In global HIV prevention work, subsidized VMMC occupies a different niche. Those programs absorb almost all direct surgical cost for the patient, banking on future savings because preventing HIV infections today avoids far higher lifetime antiretroviral treatment costs later, according to PubMed.
Ways to Spend Less
Families sometimes lower newborn circumcision cost by having the procedure done before hospital discharge, billed under the newborn admission, when their private insurance treats circumcision as a covered benefit. In those cases, the parent cost share might be limited to a small copay if any, rather than facing the full $250–$600 office fee in cash the next week, according to Omega Pediatrics.
State-funded programs matter. Where Medicaid covers neonatal circumcision, low income families are less likely to be billed hundreds of dollars out of pocket. Where Medicaid excludes it, the same families may skip circumcision altogether because that $400+ bill competes with rent and formula. Researchers have documented a sharp drop in hospital circumcision rates, up to 16 to 20 percentage points in some states, after Medicaid defunding, according to Allina Health.
Adult patients can reduce personal expense by choosing an in-office procedure with local anesthesia instead of a hospital OR with general anesthesia. Clinics that specialize in adult circumcision often publish bundled cash prices, such as $3,200, to avoid separate surgeon, anesthesia, and facility invoices, as described by circumcisioncenter.com. Patients who need circumcision for medical reasons can also ask their urologist to code the diagnosis as phimosis, recurrent balanitis, or scarring rather than cosmetic preference. Insurers are more likely to reimburse some portion of a medically indicated circumcision, which lowers the out-of-pocket total.
Payment plans are another lever. Some circumcision clinics allow staged payments before the procedure, and some hospitals will place an uninsured patient on an income-based payment program that spreads a $4,000+ balance across many months. Patients can ask for a cash discount and ask for itemized billing to make sure they are not paying twice for anesthesia or follow-up.
Expert Insights & Tips
Clinicians stress two cost traps. The first trap is assuming the circumcision fee quote is the entire bill. Families sometimes get a surprise invoice for facility costs or anesthesia, especially if the procedure took place in a hospital or surgery center.
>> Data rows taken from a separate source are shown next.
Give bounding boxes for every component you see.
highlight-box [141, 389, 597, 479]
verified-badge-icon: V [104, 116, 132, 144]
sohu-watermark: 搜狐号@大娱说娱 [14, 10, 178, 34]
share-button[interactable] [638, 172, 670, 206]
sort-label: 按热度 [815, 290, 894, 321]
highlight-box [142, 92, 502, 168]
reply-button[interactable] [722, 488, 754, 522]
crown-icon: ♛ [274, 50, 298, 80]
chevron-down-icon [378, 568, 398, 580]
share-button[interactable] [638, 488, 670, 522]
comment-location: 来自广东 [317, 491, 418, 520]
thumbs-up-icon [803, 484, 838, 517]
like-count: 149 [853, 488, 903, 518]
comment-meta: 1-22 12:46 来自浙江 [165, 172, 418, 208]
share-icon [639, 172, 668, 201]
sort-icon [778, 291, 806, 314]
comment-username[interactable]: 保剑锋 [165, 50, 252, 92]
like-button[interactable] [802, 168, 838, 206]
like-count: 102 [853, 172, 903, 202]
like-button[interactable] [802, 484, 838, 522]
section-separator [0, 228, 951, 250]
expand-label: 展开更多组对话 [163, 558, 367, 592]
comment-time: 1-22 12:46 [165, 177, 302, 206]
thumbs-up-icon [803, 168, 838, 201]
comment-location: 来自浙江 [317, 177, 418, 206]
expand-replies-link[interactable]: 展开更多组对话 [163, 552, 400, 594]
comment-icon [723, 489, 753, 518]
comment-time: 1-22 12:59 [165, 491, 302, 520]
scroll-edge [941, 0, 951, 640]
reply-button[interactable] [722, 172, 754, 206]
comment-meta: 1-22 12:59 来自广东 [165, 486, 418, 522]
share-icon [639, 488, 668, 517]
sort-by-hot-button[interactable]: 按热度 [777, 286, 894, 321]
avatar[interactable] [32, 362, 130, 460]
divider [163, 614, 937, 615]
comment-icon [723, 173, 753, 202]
That is why many pediatricians and urologists now publish flat-rate cash packages and tell patients exactly what is covered, such as wound checks and routine follow-up, and what is not covered, such as ER care for bleeding at 2 a.m., according to Omega Pediatrics.
The second trap is ignoring long-term maintenance. Adult circumcision is usually one and done, but revisions are real. If a patient wants a cosmetic revision or has scar tightness later, that can trigger another several thousand dollars in surgeon fees and anesthesia that insurance may call elective. The American Academy of Pediatrics advises parents that serious complications in newborn circumcision are uncommon, yet it also recommends that babies be circumcised by trained professionals using sterile technique and appropriate pain control in order to lower the risk of problems that cause expensive follow-up, as discussed in SAGE Journals.
Public health agencies add a global view. The CDC and international partners describe circumcision, specifically VMMC in high HIV prevalence regions, as both a prevention tool and a cost saver for health systems, because paying roughly $90–$120 today can avert the much higher lifetime cost of HIV treatment in the future. That framing is useful even in the U.S. private market. Spending less up front is helpful, but avoiding repeat procedures, infections, or ER bills is often what keeps the true lifetime circumcision cost under control.